One in every three individuals worldwide is hypertensive. (2) Previously it was supposed to be the problem of the elite, old and western people. Now, astonishingly almost double the numbers of hypertensive people live in developing countries like Nepal than those living in developed countries. (3) According to WHO, the prevalence of high blood pressure is highest in some low-income countries in Africa where nearly half of total adults are being affected.
Even in Nepal, a recent study in rural Kathmandu showed that the prevalence of high blood pressure has been increased by threefold in 25 years. The preponderance of evidence suggests the development of the inevitable worse scenario in Nepal in near future.
The salient killer has a potential contribution to heart attacks, strokes, and kidney failure. (2) A study revealed that 69% of people who had a first heart attack and 77% of people who had the first stroke had co-existence of high blood pressure.

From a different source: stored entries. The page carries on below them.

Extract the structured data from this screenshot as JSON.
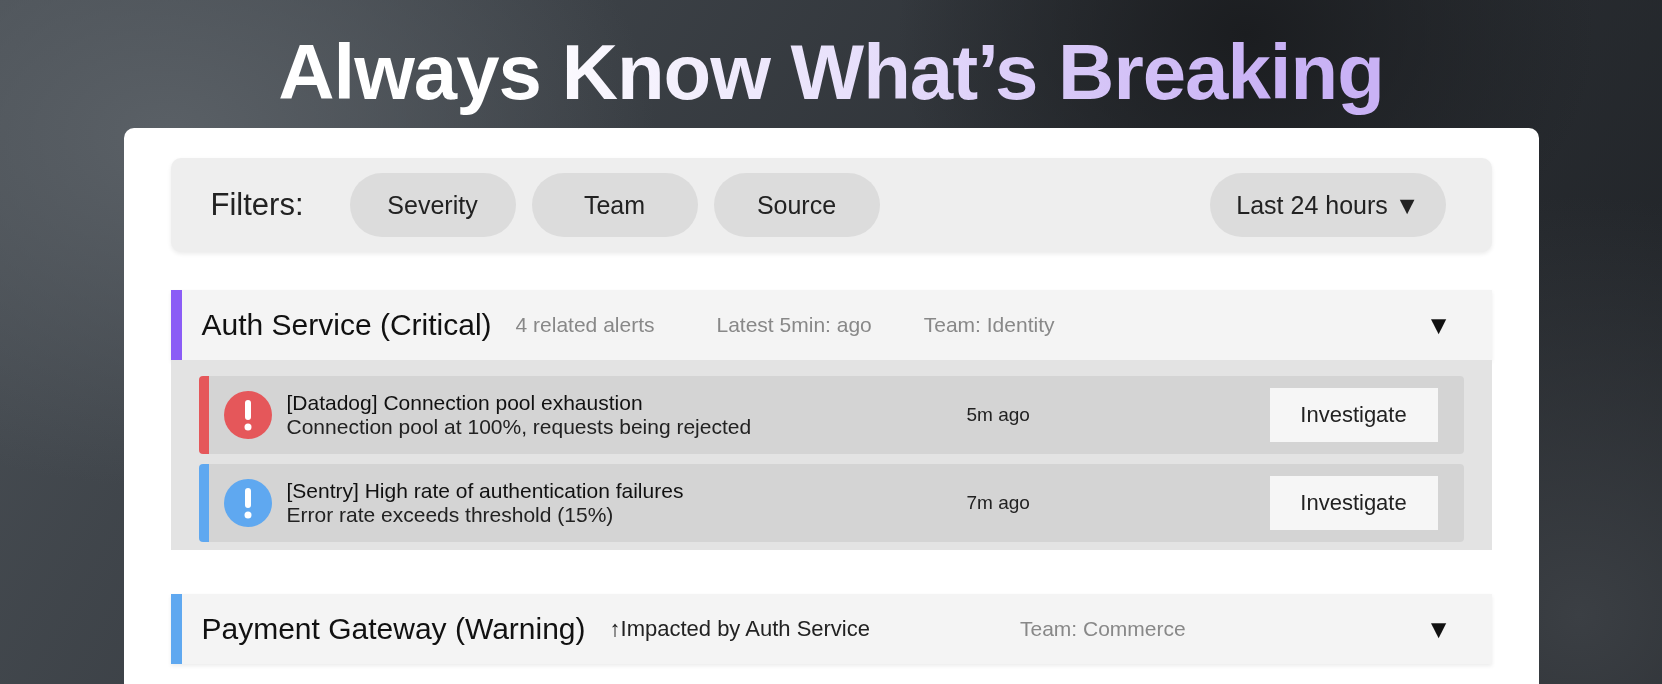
{
  "headline": "Always Know What’s Breaking",
  "filters": {
    "label": "Filters:",
    "chips": [
      "Severity",
      "Team",
      "Source"
    ],
    "range": "Last 24 hours",
    "caret": "▼"
  },
  "groups": [
    {
      "title": "Auth Service (Critical)",
      "color": "#8b5cf6",
      "meta": [
        "4 related alerts",
        "Latest 5min: ago",
        "Team: Identity"
      ],
      "caret": "▼",
      "alerts": [
        {
          "title": "[Datadog] Connection pool exhaustion",
          "detail": "Connection pool at 100%, requests being rejected",
          "time": "5m ago",
          "color": "#e5575a",
          "action": "Investigate"
        },
        {
          "title": "[Sentry] High rate of authentication failures",
          "detail": "Error rate exceeds threshold (15%)",
          "time": "7m ago",
          "color": "#5fa8f0",
          "action": "Investigate"
        }
      ]
    },
    {
      "title": "Payment Gateway (Warning)",
      "color": "#5fa8f0",
      "impact": "↑Impacted by Auth Service",
      "meta": [
        "Team: Commerce"
      ],
      "caret": "▼"
    }
  ]
}
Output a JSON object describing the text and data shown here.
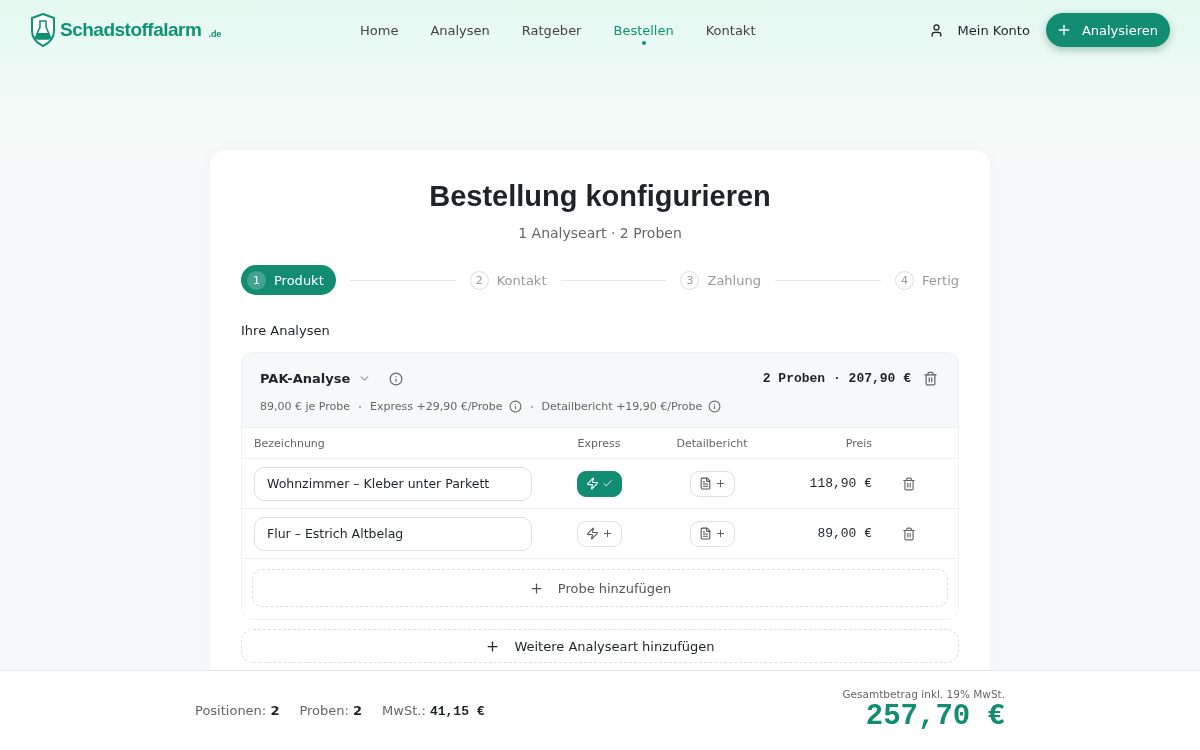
{
  "header": {
    "logo": {
      "name": "Schadstoffalarm",
      "suffix": ".de"
    },
    "nav": [
      {
        "label": "Home",
        "selected": false
      },
      {
        "label": "Analysen",
        "selected": false
      },
      {
        "label": "Ratgeber",
        "selected": false
      },
      {
        "label": "Bestellen",
        "selected": true
      },
      {
        "label": "Kontakt",
        "selected": false
      }
    ],
    "account": "Mein Konto",
    "cta": "Analysieren"
  },
  "title": "Bestellung konfigurieren",
  "subtitle": "1 Analyseart · 2 Proben",
  "steps": [
    {
      "number": "1",
      "label": "Produkt",
      "selected": true
    },
    {
      "number": "2",
      "label": "Kontakt",
      "selected": false
    },
    {
      "number": "3",
      "label": "Zahlung",
      "selected": false
    },
    {
      "number": "4",
      "label": "Fertig",
      "selected": false
    }
  ],
  "section_title": "Ihre Analysen",
  "analysis": {
    "name": "PAK-Analyse",
    "summary": "2 Proben · 207,90 €",
    "price_per_sample": "89,00 € je Probe",
    "express_price": "Express +29,90 €/Probe",
    "report_price": "Detailbericht +19,90 €/Probe",
    "columns": [
      "Bezeichnung",
      "Express",
      "Detailbericht",
      "Preis"
    ],
    "samples": [
      {
        "name": "Wohnzimmer – Kleber unter Parkett",
        "express": true,
        "report": false,
        "price": "118,90 €"
      },
      {
        "name": "Flur – Estrich Altbelag",
        "express": false,
        "report": false,
        "price": "89,00 €"
      }
    ],
    "add_sample": "Probe hinzufügen"
  },
  "add_analysis": "Weitere Analyseart hinzufügen",
  "footer": {
    "stats": [
      {
        "label": "Positionen:",
        "value": "2",
        "kind": "count"
      },
      {
        "label": "Proben:",
        "value": "2",
        "kind": "count"
      },
      {
        "label": "MwSt.:",
        "value": "41,15 €",
        "kind": "money"
      }
    ],
    "total_label": "Gesamtbetrag inkl. 19% MwSt.",
    "total": "257,70 €"
  }
}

It is also a major risk factor for cardiovascular diseases that account for one-fourth of total death in Nepal. The conglomeration of high blood pressure with other cardiovascular risk factors in making the condition worse and increasing the death toll. Like, hypertensive persons are more predisposed to develop to a modern-day epidemic, diabetes.
There are several risk factors for developing blood pressure. If parents have high blood pressure, their offspring are also genetically susceptible to it. Like, men are at more risk for suffering from high blood pressure until 45 years of age.
Just brisk walking or jogging for half an hour five days of the week can be helpful for preventing it. Such physical activities will also be beneficial for lowering down the systolic blood pressure by 4 to 9 mm of Hg in hypertensive people. Moreover, cycling, hiking, swimming, and aerobics are also equally helpful for burning out the calories and getting rid of obesity, a precursor to high blood pressure and diabetes like chronic disorders.
More than 14 percent of Nepalese are now living the insufficiently physically active life. (8) In the last three decades, Nepalese mean body mass index is also gradually shifting upward with proportional increment Hundred dollar hoverboards
Alike, healthy food choices can halt the process of generating high blood pressure. Food rich in nutrients, having a low amount of saturated fat and cholesterol, containing abundant fibers with vegetables and fruits has a salubrious effect on blood pressure.
Unfortunately, the newly developed fast food culture in Nepal has engulfed the values of a healthy diet. Easy accessibility, convenience, taste, falsified advertisement, and lack of awareness about fast foods are some misleading reasons behind its preference. Ironically, well to do families are also adopting the pizza, hamburger, and chips culture for the translations of westernizing themselves. But these foods have a deleterious impact on health. More
Likewise, heavy and regular drinking of alcohol has a causal relationship with high blood pressure. It not only increases blood pressure, but also contributes to high triglycerides, obesity, and other cardiovascular diseases. Available evidence suggests the limit of alcohol consumption will substantially reduce blood pressure.
The attitude and practices on tobacco consumption are neither so satisfactory in spite of ratification of the Framework Convention on Tobacco Control (FCTC) and initiation of some anti-tobacco programs. Nearly one-third of Nepalese smokes tobacco daily. The prevalence of smoking among Nepalese women is the highest in South Asia.
Admittedly, tremendous challenges are waiting ahead in controlling the epidemic of high blood pressure. It necessitates the international organizations, public health agencies, national authorities, and related stakeholders initiating the population based policy development.
Their collaboration for advancing policies, strengthening capacity, and taking action for the promotion of healthy behaviors and prevention of high blood pressure is earnestly in demand. Multisectoral involvement and community participation are also equally important for assuring effective public health action and its implementation. (9) In the meantime, WHO has already come out with an idea to raise awareness of the causes and consequences of high blood pressure.
National and local authorities should also stop being nonchalant over the issues and, instead, be responsible to create enabling environments for healthy behaviors. The government should strictly enforce the standardizing and mandating food labeling policy, implementing WHO’s Global Strategy on Diet, Physical Activity and Health, and extend anti-tobacco policies and programs.
Finally, every individual should have responsible healthy behavior. Nothing is as highly influential as affecting behavior for determining his / her health condition. Eating a balanced and low salt diet; developing a habit for regular physical exercise, yoga, and meditation; avoiding tobacco and harmful use of alcohol; And managing a healthy body weight are the unanimously recommended healthy behaviors and lifestyle for preventing and protecting oneself from high blood pressure.